Another punt by the deadlocked court.
Vote #NeverTrump – end the deadlock!

South Carolina allows straight ticket voting, but it does not include the office of President. That requires a separate vote.

“The application for stay presented to Justice (Elena) Kagan and by her referred to the Court is denied. Justice (Clarence) Thomas and Justice (Samuel) Alito would grant the application.”

Ok, so they denied the stay, but is says it was referred to the court, does that mean they will still hear the case at some point?

    Ragspierre in reply to Gremlin1974. | September 9, 2016 at 4:41 pm

    No. Not on this application. It was voted down.

    I’d be interested to know why Thomas and Alito were in favor of accepting it.

      Rags, I think Gremlin was asking if the Court would hear an application for Certiorari on the merits of the case later.

      I may be wrong, because I don’t follow Michigan rulings closely anymore, but I don’t think that Michigan has actually submitted an application for Cert yet, they just filed for an emergency stay of the ruling by the Circuit and 6TH Circuit preventing the law from going into effect for this election cycle, until such time as the SCOTUS can actually hear the case.

Perhaps the legislators who voted for this were seeking partisan advantage, but, why would that be relevant?

I would think the only relevant question here would be whether prohibiting the straight-ticket voting option substantially burdens voters who wish to vote a straight-party ticket.

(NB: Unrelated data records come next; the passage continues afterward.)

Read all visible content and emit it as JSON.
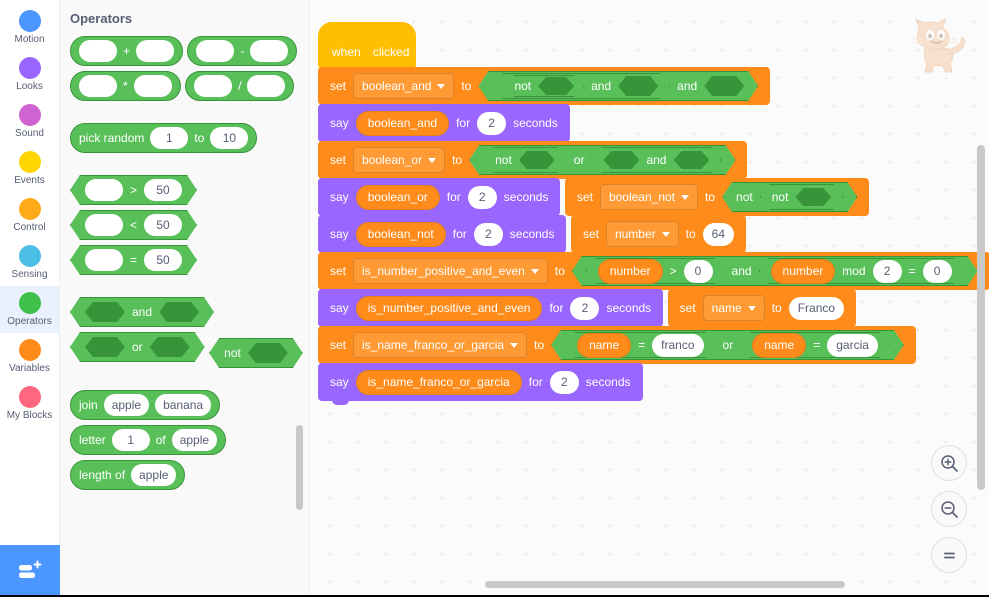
{
  "categories": [
    {
      "label": "Motion",
      "color": "#4c97ff",
      "selected": false
    },
    {
      "label": "Looks",
      "color": "#9966ff",
      "selected": false
    },
    {
      "label": "Sound",
      "color": "#cf63cf",
      "selected": false
    },
    {
      "label": "Events",
      "color": "#ffd500",
      "selected": false
    },
    {
      "label": "Control",
      "color": "#ffab19",
      "selected": false
    },
    {
      "label": "Sensing",
      "color": "#4cbfe6",
      "selected": false
    },
    {
      "label": "Operators",
      "color": "#40bf4a",
      "selected": true
    },
    {
      "label": "Variables",
      "color": "#ff8c1a",
      "selected": false
    },
    {
      "label": "My Blocks",
      "color": "#ff6680",
      "selected": false
    }
  ],
  "extension_button": {
    "icon": "add-extension-icon"
  },
  "palette": {
    "title": "Operators",
    "arithmetic": [
      {
        "operator": "+"
      },
      {
        "operator": "-"
      },
      {
        "operator": "*"
      },
      {
        "operator": "/"
      }
    ],
    "pick_random": {
      "label_start": "pick random",
      "from": "1",
      "label_mid": "to",
      "to": "10"
    },
    "comparisons": [
      {
        "operator": ">",
        "value": "50"
      },
      {
        "operator": "<",
        "value": "50"
      },
      {
        "operator": "=",
        "value": "50"
      }
    ],
    "booleans": [
      {
        "label": "and",
        "kind": "infix"
      },
      {
        "label": "or",
        "kind": "infix"
      },
      {
        "label": "not",
        "kind": "prefix"
      }
    ],
    "strings": [
      {
        "label": "join",
        "a": "apple",
        "b": "banana"
      },
      {
        "label_start": "letter",
        "index": "1",
        "label_mid": "of",
        "text": "apple"
      },
      {
        "label": "length of",
        "text": "apple"
      }
    ]
  },
  "workspace": {
    "watermark": "scratch-cat-icon",
    "zoom_controls": [
      {
        "name": "zoom-in",
        "glyph": "+"
      },
      {
        "name": "zoom-out",
        "glyph": "−"
      },
      {
        "name": "zoom-reset",
        "glyph": "="
      }
    ],
    "script": {
      "hat": {
        "label_before": "when",
        "icon": "green-flag-icon",
        "label_after": "clicked"
      },
      "blocks": [
        {
          "type": "set",
          "label": "set",
          "variable": "boolean_and",
          "to": "to",
          "value_expr": {
            "kind": "bool",
            "op": "and",
            "left": {
              "kind": "bool",
              "op": "and",
              "left": {
                "kind": "bool",
                "op": "not",
                "operand": "empty"
              },
              "right": "empty"
            },
            "right": "empty"
          }
        },
        {
          "type": "say",
          "label": "say",
          "variable": "boolean_and",
          "for": "for",
          "seconds": "2",
          "unit": "seconds"
        },
        {
          "type": "set",
          "label": "set",
          "variable": "boolean_or",
          "to": "to",
          "value_expr": {
            "kind": "bool",
            "op": "or",
            "left": {
              "kind": "bool",
              "op": "not",
              "operand": "empty"
            },
            "right": {
              "kind": "bool",
              "op": "and",
              "left": "empty",
              "right": "empty"
            }
          }
        },
        {
          "type": "say",
          "label": "say",
          "variable": "boolean_or",
          "for": "for",
          "seconds": "2",
          "unit": "seconds"
        },
        {
          "type": "set",
          "label": "set",
          "variable": "boolean_not",
          "to": "to",
          "value_expr": {
            "kind": "bool",
            "op": "not",
            "operand": {
              "kind": "bool",
              "op": "not",
              "operand": "empty"
            }
          }
        },
        {
          "type": "say",
          "label": "say",
          "variable": "boolean_not",
          "for": "for",
          "seconds": "2",
          "unit": "seconds"
        },
        {
          "type": "set_literal",
          "label": "set",
          "variable": "number",
          "to": "to",
          "value": "64"
        },
        {
          "type": "set",
          "label": "set",
          "variable": "is_number_positive_and_even",
          "to": "to",
          "value_expr": {
            "kind": "bool",
            "op": "and"
          }
        },
        {
          "type": "say",
          "label": "say",
          "variable": "is_number_positive_and_even",
          "for": "for",
          "seconds": "2",
          "unit": "seconds"
        },
        {
          "type": "set_literal",
          "label": "set",
          "variable": "name",
          "to": "to",
          "value": "Franco"
        },
        {
          "type": "set",
          "label": "set",
          "variable": "is_name_franco_or_garcia",
          "to": "to",
          "value_expr": {
            "kind": "bool",
            "op": "or"
          }
        },
        {
          "type": "say",
          "label": "say",
          "variable": "is_name_franco_or_garcia",
          "for": "for",
          "seconds": "2",
          "unit": "seconds"
        }
      ],
      "expr_number_even": {
        "left_var": "number",
        "left_op": ">",
        "left_val": "0",
        "join": "and",
        "right_var": "number",
        "right_mod": "mod",
        "right_mod_val": "2",
        "right_op": "=",
        "right_val": "0"
      },
      "expr_name_check": {
        "left_var": "name",
        "left_op": "=",
        "left_val": "franco",
        "join": "or",
        "right_var": "name",
        "right_op": "=",
        "right_val": "garcia"
      }
    }
  },
  "colors": {
    "operators": "#59c059",
    "variables": "#ff8c1a",
    "looks": "#9966ff",
    "events": "#ffbf00",
    "selected_category_bg": "#e9f1fc"
  }
}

Does it?

    DaveGinOly in reply to Albigensian. | September 9, 2016 at 8:37 pm

    The headline is misleading – straight-ticket voting has not been banned. It has been eliminated as an option on the ballot. Voters can still vote straight-ticket, but they must do so by selecting individual candidates from the ballot.

    The headline would be correct if it referred to the “elimination (not “banning”) of the straight-ticket ballot option.”